En un mundo político cada vez más polarizado, la lucha contra la pobreza se convierte en un punto clave de unión entre líderes progresistas. Esta semana, Gustavo Petro, presidente de Colombia, sorprendió con un mensaje cargado de reconocimiento hacia Andrés Manuel López Obrador (AMLO), ex mandatario de México.
En su cuenta de X, Petro escribió:
“Este hombre, Manuel López Obrador, sacó a 13 millones de personas de la pobreza en México. Yo llevo 2.6 millones en Colombia. El progresismo es la superación de la pobreza”.
Con esa frase, el líder colombiano no solo elogió a su aliado ideológico, sino que también reafirmó su visión de que la política progresista debe medirse por su capacidad real de transformar vidas.
AMLO: un legado con impacto social
Durante su sexenio, López Obrador colocó la reducción de la pobreza en México como prioridad. Sus programas sociales como Sembrando Vida o Pensión para Adultos Mayores fueron pilares de un modelo que combinaba redistribución económica y apoyo directo a los sectores más vulnerables.
El resultado, según cifras oficiales, fue 13 millones de personas que dejaron atrás la pobreza entre 2018 y 2024, un logro que hoy trasciende fronteras y sirve como referente político en América Latina.
Petro busca un cierre con respaldo popular
El vínculo entre Petro y López Obrador va más allá de los discursos. En 2024, cuando AMLO presentó su último informe en el Zócalo, Petro compartió el video del evento y confesó:
“El día que salga definitivamente de este palacio frío, espero en vez de salir triste, como anteriores gobernantes, ir a la Plaza de Bolívar y, ante una multitud, hacer mi balance final”.
Con esta declaración, Petro dejó claro que su aspiración es culminar su mandato con el mismo respaldo popular que acompañó a López Obrador hasta el último día.

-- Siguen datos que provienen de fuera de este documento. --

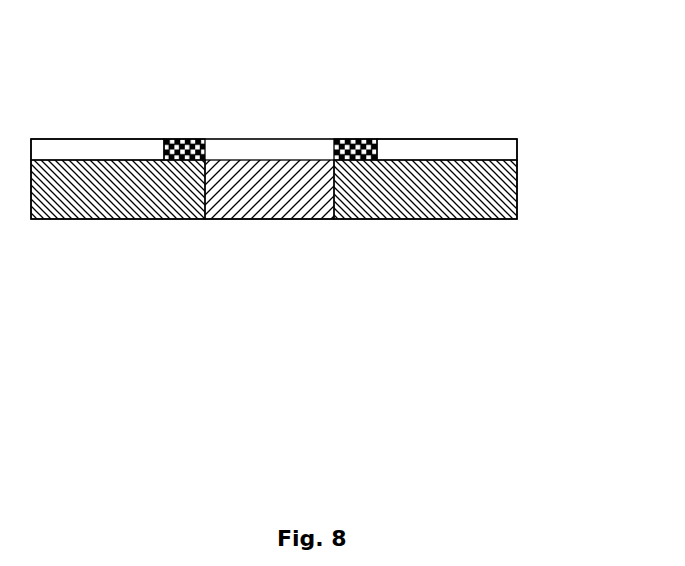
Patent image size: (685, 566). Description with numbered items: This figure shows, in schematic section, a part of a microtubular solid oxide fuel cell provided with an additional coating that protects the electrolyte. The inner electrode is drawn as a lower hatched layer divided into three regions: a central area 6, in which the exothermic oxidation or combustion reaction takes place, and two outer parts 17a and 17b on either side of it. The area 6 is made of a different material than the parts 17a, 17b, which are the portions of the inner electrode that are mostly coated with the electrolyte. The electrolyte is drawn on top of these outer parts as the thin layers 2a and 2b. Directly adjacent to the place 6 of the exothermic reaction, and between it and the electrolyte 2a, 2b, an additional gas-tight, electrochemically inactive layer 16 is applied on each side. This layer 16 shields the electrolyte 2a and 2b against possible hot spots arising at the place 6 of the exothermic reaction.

The electrolyte 2a is at (438, 139).
The electrolyte 2b is at (92, 139).
The gas-tight, electrochemically inactive layer 16 is at (340, 139).
The part of the inner electrode 17a is at (518, 185).
The part of the inner electrode 17b is at (65, 221).
The area of the exothermic reaction 6 is at (286, 221).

Progresismo: la ruta común de México y Colombia
La admiración entre ambos líderes muestra cómo el progresismo en América Latina busca consolidarse con resultados tangibles. Mientras que López Obrador es reconocido por transformar la política social mexicana, Petro intenta replicar esa fórmula en Colombia, aunque enfrentando retos como la desigualdad estructural, la violencia y la transición energética.
Ambos coinciden en que la verdadera medición del éxito político no está en las élites, sino en las multitudes que logran salir de la pobreza.
Un ejemplo que cruza fronteras
La historia de López Obrador y su legado social en México se ha convertido en un espejo en el que Gustavo Petro observa su propio camino. Para el colombiano, el progresismo no es ideología vacía, sino resultados medibles en la vida de millones de ciudadanos.
El reconocimiento mutuo entre ambos líderes abre la puerta a una narrativa regional en la que los gobiernos progresistas buscan reducir la brecha de desigualdad como estandarte político en el siglo XXI.